The chief US stooge in Kabul, President Hamid Karzai, has been compelled to publicly denounce the escalating violence unleashed since President Barack Obama’s “surge.” He quickly spoke out in response to the latest killing of civilians, describing it as “the murdering of Afghanistan’s children and women.” A spokesperson for Karzai added that “on behalf of the Afghan people”, he “gives his last warning to the US troops and US officials in this regard.”

Just prior to the Helmand airstrike on Saturday night, Karzai issued a statement saying he had ordered his defence ministry to take control of night-time house raids, which were now to be “independently conducted by Afghan troops”, not by US-NATO forces. The NATO-led International Security Assistance Force (ISAF) immediately dismissed the edict out of hand—making little pretence of acknowledging Karzai’s formal status as head of state of a “sovereign” nation. “We know we would not have seen the gains and progress made to date without the conduct of targeted, intelligence-driven night operations,” an ISAF spokesman declared.

Karzai’s statement was aimed at placating anger following a NATO night raid that killed four members of a family in the country’s northern Takhar province two weeks ago, an incident that triggered large protests in which twelve civilians were shot dead and another 85 wounded by Afghan police. (See “Afghans killed in protest over NATO night raids”).

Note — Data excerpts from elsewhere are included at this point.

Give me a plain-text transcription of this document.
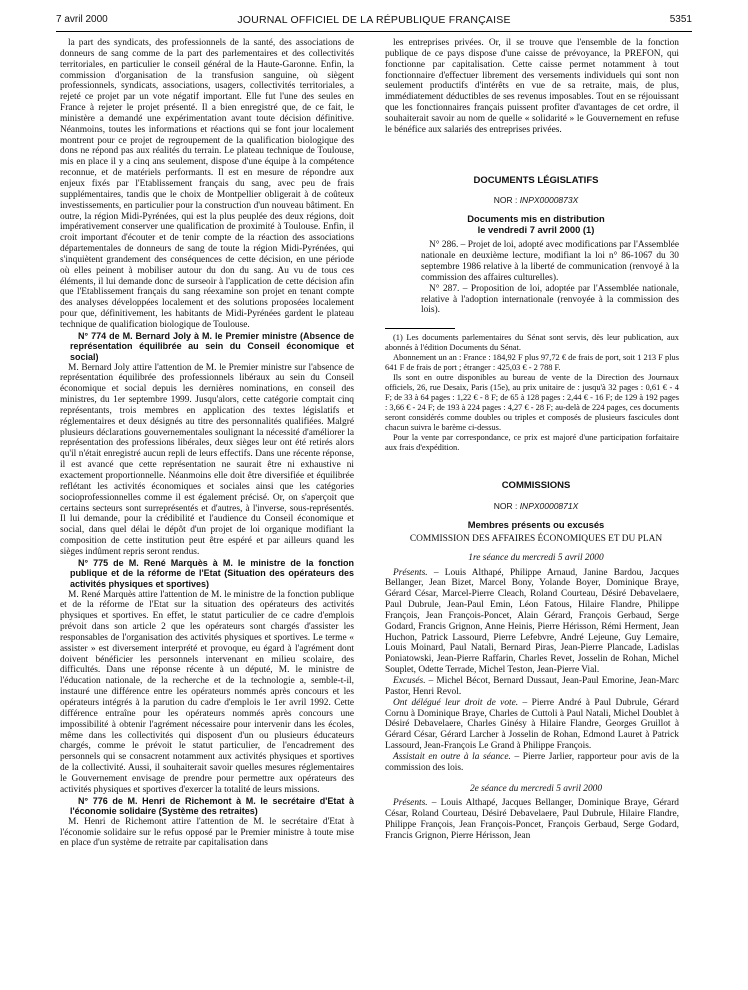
7 avril 2000	JOURNAL OFFICIEL DE LA RÉPUBLIQUE FRANÇAISE	5351

la part des syndicats, des professionnels de la santé, des associations de donneurs de sang comme de la part des parlementaires et des collectivités territoriales, en particulier le conseil général de la Haute-Garonne. Enfin, la commission d'organisation de la transfusion sanguine, où siègent professionnels, syndicats, associations, usagers, collectivités territoriales, a rejeté ce projet par un vote négatif important. Elle fut l'une des seules en France à rejeter le projet présenté. Il a bien enregistré que, de ce fait, le ministère a demandé une expérimentation avant toute décision définitive. Néanmoins, toutes les informations et réactions qui se font jour localement montrent pour ce projet de regroupement de la qualification biologique des dons ne répond pas aux réalités du terrain. Le plateau technique de Toulouse, mis en place il y a cinq ans seulement, dispose d'une équipe à la compétence reconnue, et de matériels performants. Il est en mesure de répondre aux enjeux fixés par l'Etablissement français du sang, avec peu de frais supplémentaires, tandis que le choix de Montpellier obligerait à de coûteux investissements, en particulier pour la construction d'un nouveau bâtiment. En outre, la région Midi-Pyrénées, qui est la plus peuplée des deux régions, doit impérativement conserver une qualification de proximité à Toulouse. Enfin, il croit important d'écouter et de tenir compte de la réaction des associations départementales de donneurs de sang de toute la région Midi-Pyrénées, qui s'inquiètent grandement des conséquences de cette décision, en une période où elles peinent à mobiliser autour du don du sang. Au vu de tous ces éléments, il lui demande donc de surseoir à l'application de cette décision afin que l'Etablissement français du sang réexamine son projet en tenant compte des analyses développées localement et des solutions proposées localement pour que, définitivement, les habitants de Midi-Pyrénées gardent le plateau technique de qualification biologique de Toulouse.

N° 774 de M. Bernard Joly à M. le Premier ministre (Absence de représentation équilibrée au sein du Conseil économique et social)

M. Bernard Joly attire l'attention de M. le Premier ministre sur l'absence de représentation équilibrée des professionnels libéraux au sein du Conseil économique et social depuis les dernières nominations, en conseil des ministres, du 1er septembre 1999. Jusqu'alors, cette catégorie comptait cinq représentants, trois membres en application des textes législatifs et réglementaires et deux désignés au titre des personnalités qualifiées. Malgré plusieurs déclarations gouvernementales soulignant la nécessité d'améliorer la représentation des professions libérales, deux sièges leur ont été retirés alors qu'il n'était enregistré aucun repli de leurs effectifs. Dans une récente réponse, il est avancé que cette représentation ne saurait être ni exhaustive ni exactement proportionnelle. Néanmoins elle doit être diversifiée et équilibrée reflétant les activités économiques et sociales ainsi que les catégories socioprofessionnelles comme il est également précisé. Or, on s'aperçoit que certains secteurs sont surreprésentés et d'autres, à l'inverse, sous-représentés. Il lui demande, pour la crédibilité et l'audience du Conseil économique et social, dans quel délai le dépôt d'un projet de loi organique modifiant la composition de cette institution peut être espéré et par ailleurs quand les sièges indûment repris seront rendus.

N° 775 de M. René Marquès à M. le ministre de la fonction publique et de la réforme de l'Etat (Situation des opérateurs des activités physiques et sportives)

M. René Marquès attire l'attention de M. le ministre de la fonction publique et de la réforme de l'Etat sur la situation des opérateurs des activités physiques et sportives. En effet, le statut particulier de ce cadre d'emplois prévoit dans son article 2 que les opérateurs sont chargés d'assister les responsables de l'organisation des activités physiques et sportives. Le terme « assister » est diversement interprété et provoque, eu égard à l'agrément dont doivent bénéficier les personnels intervenant en milieu scolaire, des difficultés. Dans une réponse récente à un député, M. le ministre de l'éducation nationale, de la recherche et de la technologie a, semble-t-il, instauré une différence entre les opérateurs nommés après concours et les opérateurs intégrés à la parution du cadre d'emplois le 1er avril 1992. Cette différence entraîne pour les opérateurs nommés après concours une impossibilité à obtenir l'agrément nécessaire pour intervenir dans les écoles, même dans les collectivités qui disposent d'un ou plusieurs éducateurs chargés, comme le prévoit le statut particulier, de l'encadrement des personnels qui se consacrent notamment aux activités physiques et sportives de la collectivité. Aussi, il souhaiterait savoir quelles mesures réglementaires le Gouvernement envisage de prendre pour permettre aux opérateurs des activités physiques et sportives d'exercer la totalité de leurs missions.

N° 776 de M. Henri de Richemont à M. le secrétaire d'Etat à l'économie solidaire (Système des retraites)

M. Henri de Richemont attire l'attention de M. le secrétaire d'Etat à l'économie solidaire sur le refus opposé par le Premier ministre à toute mise en place d'un système de retraite par capitalisation dans

les entreprises privées. Or, il se trouve que l'ensemble de la fonction publique de ce pays dispose d'une caisse de prévoyance, la PREFON, qui fonctionne par capitalisation. Cette caisse permet notamment à tout fonctionnaire d'effectuer librement des versements individuels qui sont non seulement productifs d'intérêts en vue de sa retraite, mais, de plus, immédiatement déductibles de ses revenus imposables. Tout en se réjouissant que les fonctionnaires français puissent profiter d'avantages de cet ordre, il souhaiterait savoir au nom de quelle « solidarité » le Gouvernement en refuse le bénéfice aux salariés des entreprises privées.

DOCUMENTS LÉGISLATIFS

NOR : INPX0000873X

Documents mis en distribution

le vendredi 7 avril 2000 (1)

N° 286. – Projet de loi, adopté avec modifications par l'Assemblée nationale en deuxième lecture, modifiant la loi n° 86-1067 du 30 septembre 1986 relative à la liberté de communication (renvoyé à la commission des affaires culturelles).

N° 287. – Proposition de loi, adoptée par l'Assemblée nationale, relative à l'adoption internationale (renvoyée à la commission des lois).

(1) Les documents parlementaires du Sénat sont servis, dès leur publication, aux abonnés à l'édition Documents du Sénat.

Abonnement un an : France : 184,92 F plus 97,72 € de frais de port, soit 1 213 F plus 641 F de frais de port ; étranger : 425,03 € - 2 788 F.

Ils sont en outre disponibles au bureau de vente de la Direction des Journaux officiels, 26, rue Desaix, Paris (15e), au prix unitaire de : jusqu'à 32 pages : 0,61 € - 4 F; de 33 à 64 pages : 1,22 € - 8 F; de 65 à 128 pages : 2,44 € - 16 F; de 129 à 192 pages : 3,66 € - 24 F; de 193 à 224 pages : 4,27 € - 28 F; au-delà de 224 pages, ces documents seront considérés comme doubles ou triples et composés de plusieurs fascicules dont chacun suivra le barème ci-dessus.

Pour la vente par correspondance, ce prix est majoré d'une participation forfaitaire aux frais d'expédition.

COMMISSIONS

NOR : INPX0000871X

Membres présents ou excusés

COMMISSION DES AFFAIRES ÉCONOMIQUES ET DU PLAN

1re séance du mercredi 5 avril 2000

Présents. – Louis Althapé, Philippe Arnaud, Janine Bardou, Jacques Bellanger, Jean Bizet, Marcel Bony, Yolande Boyer, Dominique Braye, Gérard César, Marcel-Pierre Cleach, Roland Courteau, Désiré Debavelaere, Paul Dubrule, Jean-Paul Emin, Léon Fatous, Hilaire Flandre, Philippe François, Jean François-Poncet, Alain Gérard, François Gerbaud, Serge Godard, Francis Grignon, Anne Heinis, Pierre Hérisson, Rémi Herment, Jean Huchon, Patrick Lassourd, Pierre Lefebvre, André Lejeune, Guy Lemaire, Louis Moinard, Paul Natali, Bernard Piras, Jean-Pierre Plancade, Ladislas Poniatowski, Jean-Pierre Raffarin, Charles Revet, Josselin de Rohan, Michel Souplet, Odette Terrade, Michel Teston, Jean-Pierre Vial.

Excusés. – Michel Bécot, Bernard Dussaut, Jean-Paul Emorine, Jean-Marc Pastor, Henri Revol.

Ont délégué leur droit de vote. – Pierre André à Paul Dubrule, Gérard Cornu à Dominique Braye, Charles de Cuttoli à Paul Natali, Michel Doublet à Désiré Debavelaere, Charles Ginésy à Hilaire Flandre, Georges Gruillot à Gérard César, Gérard Larcher à Josselin de Rohan, Edmond Lauret à Patrick Lassourd, Jean-François Le Grand à Philippe François.

Assistait en outre à la séance. – Pierre Jarlier, rapporteur pour avis de la commission des lois.

2e séance du mercredi 5 avril 2000

Présents. – Louis Althapé, Jacques Bellanger, Dominique Braye, Gérard César, Roland Courteau, Désiré Debavelaere, Paul Dubrule, Hilaire Flandre, Philippe François, Jean François-Poncet, François Gerbaud, Serge Godard, Francis Grignon, Pierre Hérisson, Jean
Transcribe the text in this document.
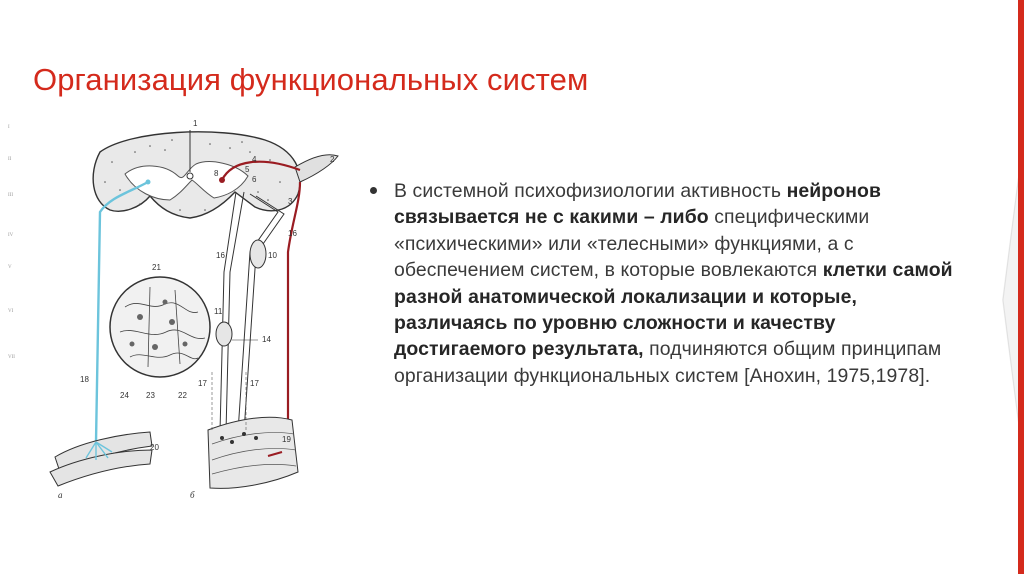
Организация функциональных систем
1
2
3
4
5
6
8
10
11
14
16
16
17	17
18
19
20
21
22
23
24
а	б
I
II
III
IV
V
VI
VII
В системной психофизиологии активность нейронов связывается не с какими – либо специфическими «психическими» или «телесными» функциями, а с обеспечением систем, в которые вовлекаются клетки самой разной анатомической локализации и которые, различаясь по уровню сложности и качеству достигаемого результата, подчиняются общим принципам организации функциональных систем [Анохин, 1975,1978].
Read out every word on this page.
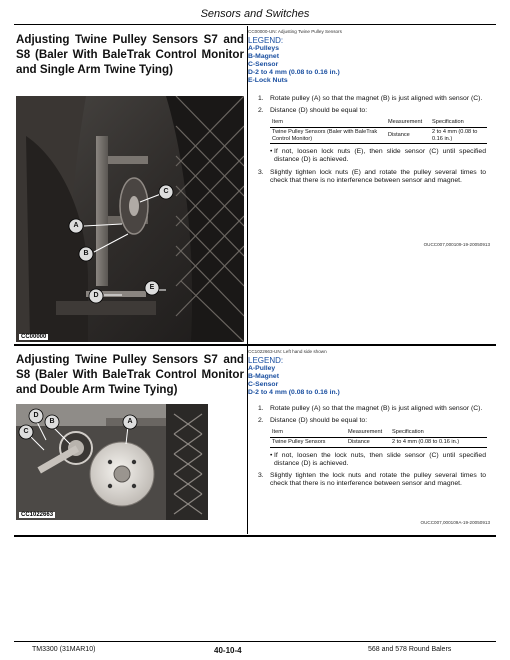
Sensors and Switches
Adjusting Twine Pulley Sensors S7 and S8 (Baler With BaleTrak Control Monitor and Single Arm Twine Tying)
C
A
B
D
E
CC00000
CC00000-UN: Adjusting Twine Pulley Sensors
LEGEND:
A-Pulleys
B-Magnet
C-Sensor
D-2 to 4 mm (0.08 to 0.16 in.)
E-Lock Nuts
1. Rotate pulley (A) so that the magnet (B) is just aligned with sensor (C).
2. Distance (D) should be equal to:
Item	Measurement	Specification
Twine Pulley Sensors (Baler with BaleTrak Control Monitor)	Distance	2 to 4 mm (0.08 to 0.16 in.)
• If not, loosen lock nuts (E), then slide sensor (C) until specified distance (D) is achieved.
3. Slightly tighten lock nuts (E) and rotate the pulley several times to check that there is no interference between sensor and magnet.
OUCC007,000109-19-20050913
Adjusting Twine Pulley Sensors S7 and S8 (Baler With BaleTrak Control Monitor and Double Arm Twine Tying)
D
C
B	A
CC1022663
CC1022663-UN: Left hand side shown
LEGEND:
A-Pulley
B-Magnet
C-Sensor
D-2 to 4 mm (0.08 to 0.16 in.)
1. Rotate pulley (A) so that the magnet (B) is just aligned with sensor (C).
2. Distance (D) should be equal to:
Item	Measurement	Specification
Twine Pulley Sensors	Distance	2 to 4 mm (0.08 to 0.16 in.)
• If not, loosen the lock nuts, then slide sensor (C) until specified distance (D) is achieved.
3. Slightly tighten the lock nuts and rotate the pulley several times to check that there is no interference between sensor and magnet.
OUCC007,000109A-19-20050913
TM3300 (31MAR10)	40-10-4	568 and 578 Round Balers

Takhar province was previously regarded as among the most secure in Afghanistan. On Saturday, however, the Taliban claimed responsibility for a suicide bombing at a provincial governor’s office in Takhar’s capital, Taloqan. The attack killed General Mohammed Daoud Daoud, police commander for northern Afghanistan. Daud was a former commander with the brutal Northern Alliance militia, which worked alongside the US military during the 2001 invasion. Two other Afghan police were killed, together with two German soldiers. Among the survivors was the commander of NATO forces for northern Afghanistan, Germany’s General Markus Kneip, who reportedly suffered minor injuries.

The Taliban operation again demonstrated the vulnerability of the occupying powers’ proxy forces. The anti-occupation fighters clearly had advance knowledge of the high-level meeting, and were able to breach security with a suicide bomber deployed while dressed in a police uniform.

An investigation meanwhile continues into another alleged massacre of Afghan civilians by NATO forces. The governor of north-eastern Nuristan province, Jamaluddin Badr, yesterday told Agence France Presse that 18 civilians and 20 police had been killed in a so-called friendly fire US air strike last Wednesday.

After fierce fighting between Taliban and Afghan security forces, the Taliban fighters reportedly withdrew from an area they had captured. Local civilians were later killed by US rockets after they re-emerged from their homes. Police, who had returned to their buildings but in civilian clothes, were also targeted. ISAF spokesman Major Tim James said a fact-finding team had been sent to probe the allegations, but insisted, “Our initial reporting does not indicate civilian casualties in that air strike.”